Duplicate % is way higher than what fastqc estimates and what I manually calculate

[sodiumnitrate]

I have a .fastq file with 225358 sequences. When I remove duplicates with a python script, I get 209438. This corresponds to a duplication rate of 7.06%, which is also what fastp gives me. However, fastqc results in ~78% duplicate reads. Does fastqc look at strict string equality or does it consider other things when determining duplication rate?

[s-andrews]

FastQC uses exact string equality from (by default) the first 50bp of the sequence.
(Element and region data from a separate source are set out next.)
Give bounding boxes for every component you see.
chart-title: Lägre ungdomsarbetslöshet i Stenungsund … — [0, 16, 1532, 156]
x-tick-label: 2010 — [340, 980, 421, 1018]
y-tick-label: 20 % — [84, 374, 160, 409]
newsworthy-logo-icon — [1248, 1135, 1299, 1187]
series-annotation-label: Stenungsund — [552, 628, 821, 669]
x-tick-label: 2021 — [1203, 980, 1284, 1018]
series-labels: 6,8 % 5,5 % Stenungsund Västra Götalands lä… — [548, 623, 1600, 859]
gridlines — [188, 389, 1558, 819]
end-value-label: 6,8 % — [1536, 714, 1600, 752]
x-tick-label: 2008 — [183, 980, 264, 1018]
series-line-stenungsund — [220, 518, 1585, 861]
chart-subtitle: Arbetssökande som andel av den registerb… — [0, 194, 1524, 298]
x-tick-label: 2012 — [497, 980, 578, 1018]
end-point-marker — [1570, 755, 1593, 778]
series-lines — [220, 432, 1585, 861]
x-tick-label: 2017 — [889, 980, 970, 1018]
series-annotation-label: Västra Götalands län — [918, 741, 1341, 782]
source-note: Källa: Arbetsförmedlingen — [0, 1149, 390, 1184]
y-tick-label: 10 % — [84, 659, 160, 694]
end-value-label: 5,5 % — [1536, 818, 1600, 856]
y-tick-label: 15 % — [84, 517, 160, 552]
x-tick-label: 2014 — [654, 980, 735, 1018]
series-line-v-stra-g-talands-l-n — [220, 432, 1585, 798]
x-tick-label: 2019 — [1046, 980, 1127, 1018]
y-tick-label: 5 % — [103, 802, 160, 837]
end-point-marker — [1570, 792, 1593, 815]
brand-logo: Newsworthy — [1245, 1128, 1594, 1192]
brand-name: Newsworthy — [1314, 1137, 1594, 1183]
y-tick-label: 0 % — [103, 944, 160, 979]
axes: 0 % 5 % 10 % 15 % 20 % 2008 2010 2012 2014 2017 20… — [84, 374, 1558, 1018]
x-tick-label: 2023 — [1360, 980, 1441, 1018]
It also optimises by looking at only the first 100000 different sequences it sees in the file and then tracks their duplication and extrapolates to the rest of the data.
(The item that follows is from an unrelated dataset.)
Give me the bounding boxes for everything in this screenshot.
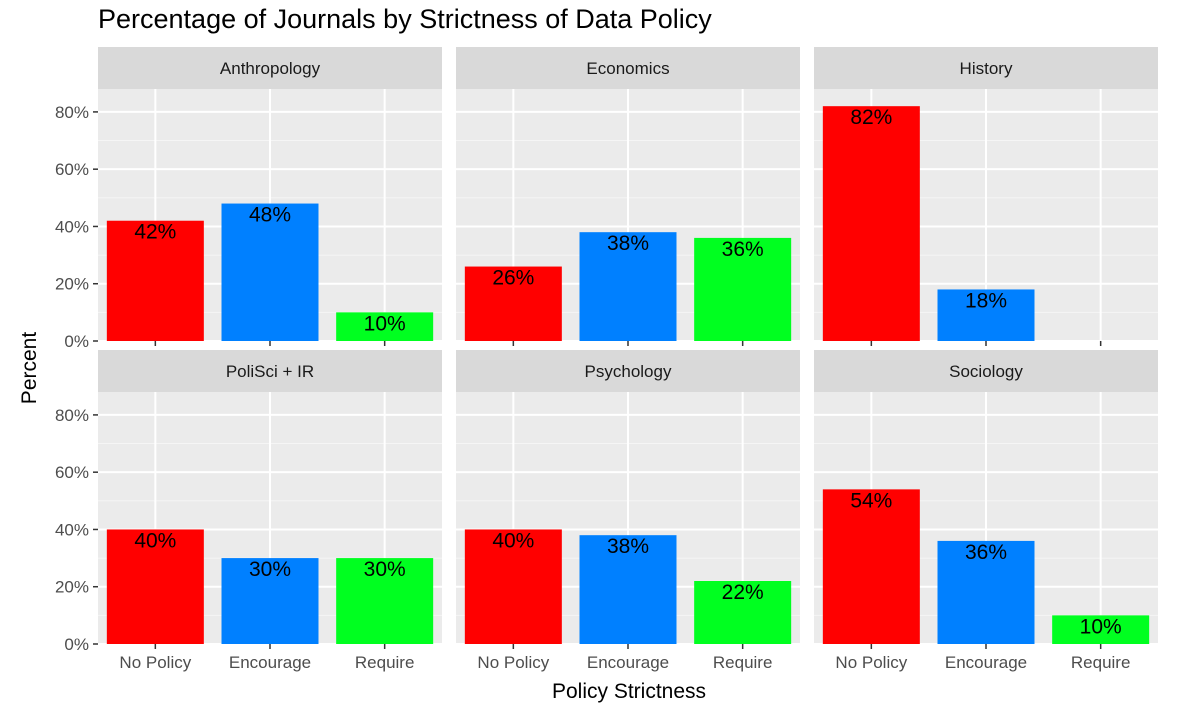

The extrapolation the program does assumes that the sequences arrive in random order, ie similar to what you'd see from an initial fastq file from a sequencing run. If you provide sorted sequences to the program then this will massively over-estimate the duplication level which is likely what you're seeing. If that's not the case then it suggests that you have very repetitive sequences, because 50bp is enough in most cases to provide a unique signature.

If anything, fastqc will normally tend to under-represent duplication since it would consider two sequences differing by a sequencing error to be non-duplicates, whereas programs which use genomic alignments can match more exactly. FastQC also can't use UMI information if you have it, which would be a more reliable way overall of estimating duplication levels (in combination with genomic alignment).